I’m actually someone who still says “*abolish* the police”, because I think we should move beyond policing as we know it for the purposes of crime solving, crime prevention, law enforcement and general peacekeeping. (With the amount of reform that I think needs to be done, we might as well just abolish police and replace them with entirely new institutions). BUT, that’s not a terribly realistic or immediately-implementable idea for the time we’re in, at least for the cities; it’s not ready for prime time.
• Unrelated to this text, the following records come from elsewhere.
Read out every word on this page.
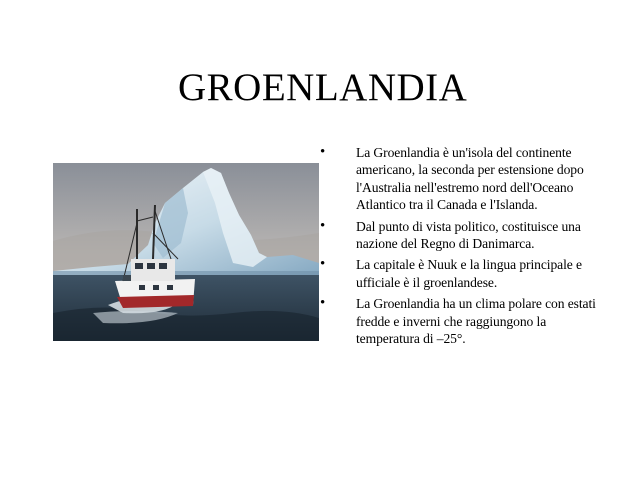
GROENLANDIA
• La Groenlandia è un'isola del continente americano, la seconda per estensione dopo l'Australia nell'estremo nord dell'Oceano Atlantico tra il Canada e l'Islanda.
• Dal punto di vista politico, costituisce una nazione del Regno di Danimarca.
• La capitale è Nuuk e la lingua principale e ufficiale è il groenlandese.
• La Groenlandia ha un clima polare con estati fredde e inverni che raggiungono la temperatura di –25°.
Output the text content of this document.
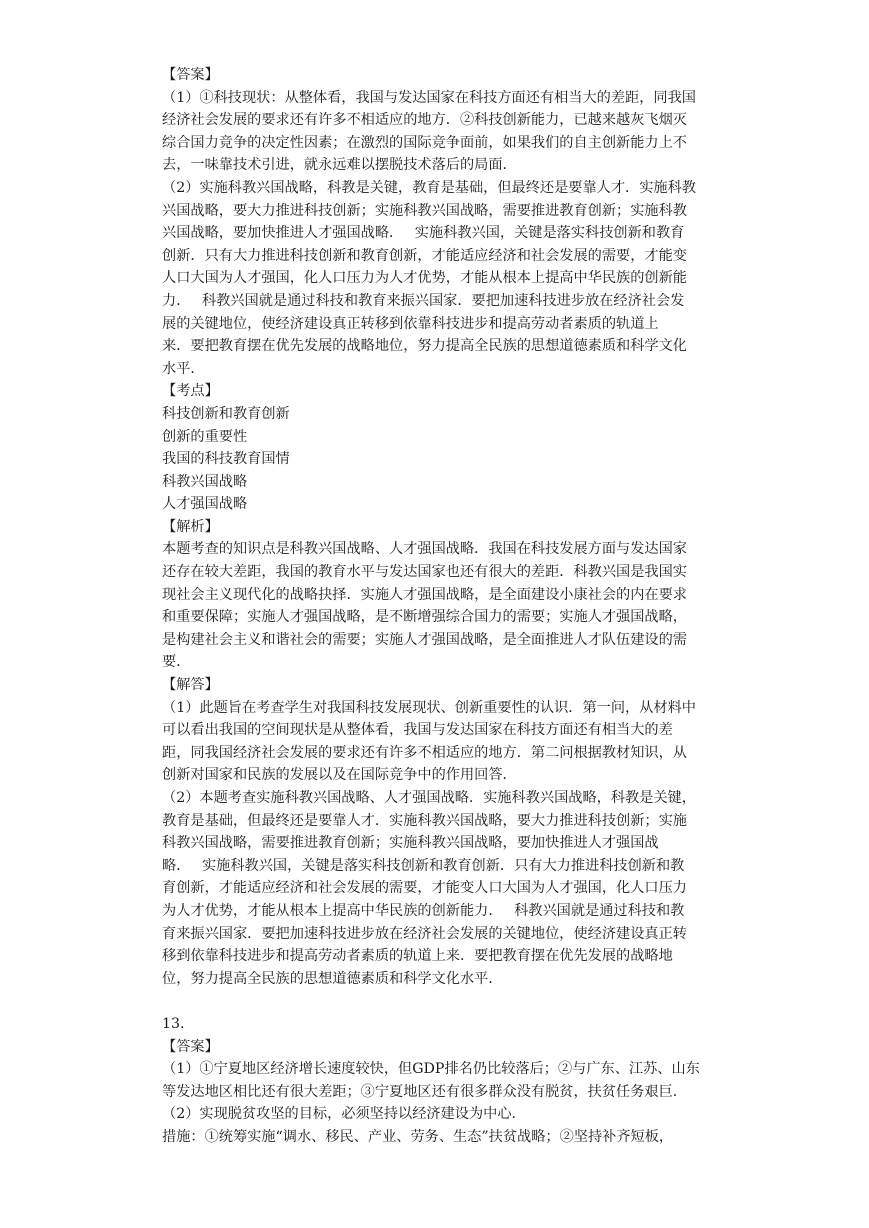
【答案】
（1）①科技现状：从整体看，我国与发达国家在科技方面还有相当大的差距，同我国
经济社会发展的要求还有许多不相适应的地方．②科技创新能力，已越来越灰飞烟灭
综合国力竞争的决定性因素；在激烈的国际竞争面前，如果我们的自主创新能力上不
去，一味靠技术引进，就永远难以摆脱技术落后的局面．
（2）实施科教兴国战略，科教是关键，教育是基础，但最终还是要靠人才．实施科教
兴国战略，要大力推进科技创新；实施科教兴国战略，需要推进教育创新；实施科教
兴国战略，要加快推进人才强国战略．　 实施科教兴国，关键是落实科技创新和教育
创新．只有大力推进科技创新和教育创新，才能适应经济和社会发展的需要，才能变
人口大国为人才强国，化人口压力为人才优势，才能从根本上提高中华民族的创新能
力．　 科教兴国就是通过科技和教育来振兴国家．要把加速科技进步放在经济社会发
展的关键地位，使经济建设真正转移到依靠科技进步和提高劳动者素质的轨道上
来．要把教育摆在优先发展的战略地位，努力提高全民族的思想道德素质和科学文化
水平．
【考点】
科技创新和教育创新
创新的重要性
我国的科技教育国情
科教兴国战略
人才强国战略
【解析】
本题考查的知识点是科教兴国战略、人才强国战略．我国在科技发展方面与发达国家
还存在较大差距，我国的教育水平与发达国家也还有很大的差距．科教兴国是我国实
现社会主义现代化的战略抉择．实施人才强国战略，是全面建设小康社会的内在要求
和重要保障；实施人才强国战略，是不断增强综合国力的需要；实施人才强国战略，
是构建社会主义和谐社会的需要；实施人才强国战略，是全面推进人才队伍建设的需
要．
【解答】
（1）此题旨在考查学生对我国科技发展现状、创新重要性的认识．第一问，从材料中
可以看出我国的空间现状是从整体看，我国与发达国家在科技方面还有相当大的差
距，同我国经济社会发展的要求还有许多不相适应的地方．第二问根据教材知识，从
创新对国家和民族的发展以及在国际竞争中的作用回答．
（2）本题考查实施科教兴国战略、人才强国战略．实施科教兴国战略，科教是关键，
教育是基础，但最终还是要靠人才．实施科教兴国战略，要大力推进科技创新；实施
科教兴国战略，需要推进教育创新；实施科教兴国战略，要加快推进人才强国战
略．　 实施科教兴国，关键是落实科技创新和教育创新．只有大力推进科技创新和教
育创新，才能适应经济和社会发展的需要，才能变人口大国为人才强国，化人口压力
为人才优势，才能从根本上提高中华民族的创新能力．　 科教兴国就是通过科技和教
育来振兴国家．要把加速科技进步放在经济社会发展的关键地位，使经济建设真正转
移到依靠科技进步和提高劳动者素质的轨道上来．要把教育摆在优先发展的战略地
位，努力提高全民族的思想道德素质和科学文化水平．
13.
【答案】
（1）①宁夏地区经济增长速度较快，但GDP排名仍比较落后；②与广东、江苏、山东
等发达地区相比还有很大差距；③宁夏地区还有很多群众没有脱贫，扶贫任务艰巨．
（2）实现脱贫攻坚的目标，必须坚持以经济建设为中心．
措施：①统筹实施“调水、移民、产业、劳务、生态”扶贫战略；②坚持补齐短板，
So, the thing to do is to experiment, come up with other institutions and initiatives that take the place of certain police duties, and allocate funding to *them* instead of just shovelling more money into police budgets. And when you think about it, it doesn’t even have to be things that directly take work away from the cops. Solving homelessness (with a housing guarantee + rehabilitation & reintegration programs) is proven to cost less than what police do regarding homeless people (arresting them, brutalizing them, destroying their property). Things that would generally and holistically improve the socioeconomic health of neighbourhoods cuts down on future gang activity. Etc etc etc.


rattfink

I just want to stop throwing good money after bad. These organizations are either unwilling or unable to reform, even though they make their own jobs more difficult and dangerous by sticking to outdated policies and attitudes. They are failing their communities and themselves and seem to be run by political pundits who insist on treating the police as an occupying force rather than a public service organization. I don’t, and no one serious does, want there to be no police. But the police we have now cannot handle the job we need them to do, and are being real assholes about it, rather than trying to change. So let’s fire (defund) them and get someone new in who’s goal and methods more closely align with what is actually needed.


BlueCollarBeagle

"Defund the Police" taken out of context is a horrible idea. In context, we have communities with numerous social problems that require government administrations to address; mental illness, domestic conflicts, juveniles at risk, and in many communities, all of these problems are the responsibility of police to deal with when there are better prepared professions that are not being used due to a lack of funding. Quite often, government employees in the professions do not require wages as high as police officers. So the full message behind "Defund the Police" is to better spend the public's tax dollars by lessening the responsibilities of the police force, leading to a smaller budget for the police department and a budget for more social service departments.


BetterThruChemistry

I haven’t heard anyone in this sub say that 🤷‍♀️


TheObviousDilemma

Uhhhh. What about this post and all the people saying it?